Моего нового друга звали Лит, я ему сообщил своё имя – Юлиан Вест. Мы сидели в креслах, у него в гостиной и я с удивлением говорил ему. Что более всего меня поразило то, что уровень благосостояния граждан намного выше того, что был в моём веке. Количество вещей, которыми они владели, было безмерным по сравнению с теми, что были у нас. Лит выслушал мои восторги и потом сказал, что ему лично было бы очень интересно посмотреть на Бостов конца 19 века. А уж чрезвычайная индивидуальность жизни людей была никак не совместима с духом общественной жизни. Ту малую роскошь, которой располагали люди 19 века, они тратили на частную роскошь, и это считалось правильным. Теперь же всё наоборот – всякую прибыль люди стремятся истратить на нужды общества, и никому в голову не придёт тратить излишки на себя или на даже на свою семью. Это считается чудовищным бесстыдством.
Тут нас позвали в гостиную, и мы оказались в дамском обществе. Жена Лита была того же возраста, что и он, приятная дама во всех отношениях, а дочь Лита – это просто совершенство во всех смыслах. Даже не рискну давать её описание. И никогда ещё мои умственные силы не были так живы, а слова проницательны. Это был без всякого преувеличения чудеснейший вечер во всей моей жизни.
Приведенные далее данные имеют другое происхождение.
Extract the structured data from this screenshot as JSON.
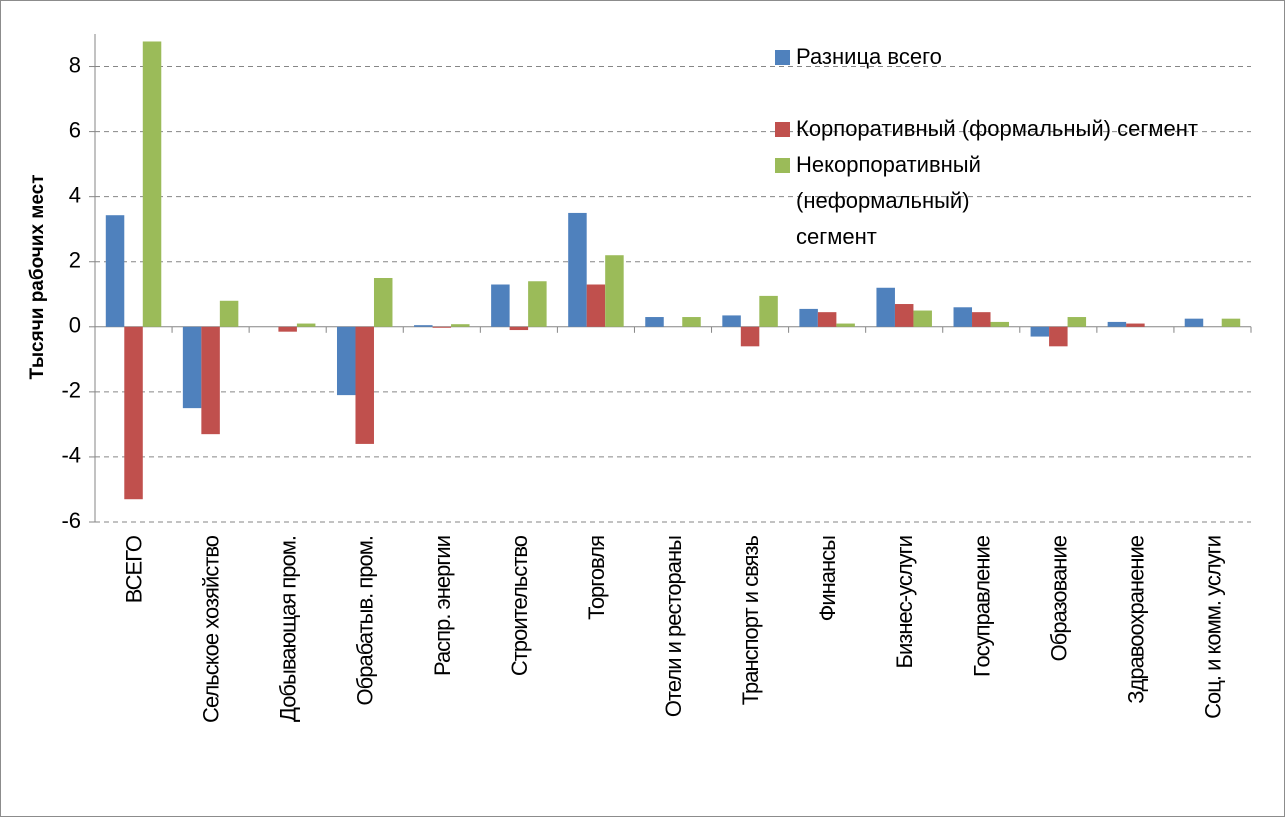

Эдит, так звали дочь Лита, в разговоре почти не принимала участия, но взгляд её был направлен на меня неотрывно, и волшебное действие её красоты заставило меня напрячь все свои силы, что сдерживать растущее во мне желание сблизиться с ней как можно скорее. Между тем, выяснилась в этом разговоре и судьба моего старого дома – груда пепла наверху металлического покрытия моей тайной спальни-камеры красноречиво говорила о том, что вся деревянная постройка сгорела дотла. Сад, выросший на месте моего бывшего дома, свидетельствовал о том, что на месте моего сгоревшего дома более 50 лет был пустырь.
В 10 вечера дамы отправились спать, а мы с Литом продолжили беседу, я же при этом с ужасом думал о том часе, когда останусь один, подавленный скопом новых мыслей, страшно беспокоивших меня. И я, чтобы не молчать, стал расспрашивать Лита о том, какое разрешение они нашли для положения рабочего класса. Это была загадка сфинкса 19 века, который грозился поглотить всё общество, потому что ответ ещё не готов. В таком случае весьма удобно проспать 100 лет, пока этот ответ подоспеет. Впрочем, обществу и решать ничего пришлось – загадка сама по себе и разъяснились - в промышленной революции, хотя в 1887 году такая эволюция не признавалась. «Удивительная слепота!» - воскликнул Лит по поводу отсутствия в нашего общества даже проблеском политико-социальной прозорливости. – «Да, наше общество как бы потеряло якорь, всех несло по течению, и мы больше всего опасались подводных скал! У нас даже была пословица: «Оглядываться назад гораздо полезнее, чем всё время смотреть вперед. Больше всего нас пугали непрекращающиеся стачки, которые устраивали толпы рабочих!» – ответил я. – «Ну, это следствие возникновения высокой концентрации капитала, - сказал Лит. - Пока было множество мелких предпринимателей, каждый был занят своим делом, а когда крупные стали поглощать мелких, рабочие оказались в большинстве в этом противостоянии. Люди стали понимать, что большие предприятия готовят для них иго куда более страшное, чем множество мелких собственников. Надвигалась эпоха корпоративной тирании, безжалостной и жесткой, а пот ому, в конце концов, бессмысленной. Уже почти всё находилось под контролем синдикатов. В Америке уже невозможно было начать дело без большого капитала.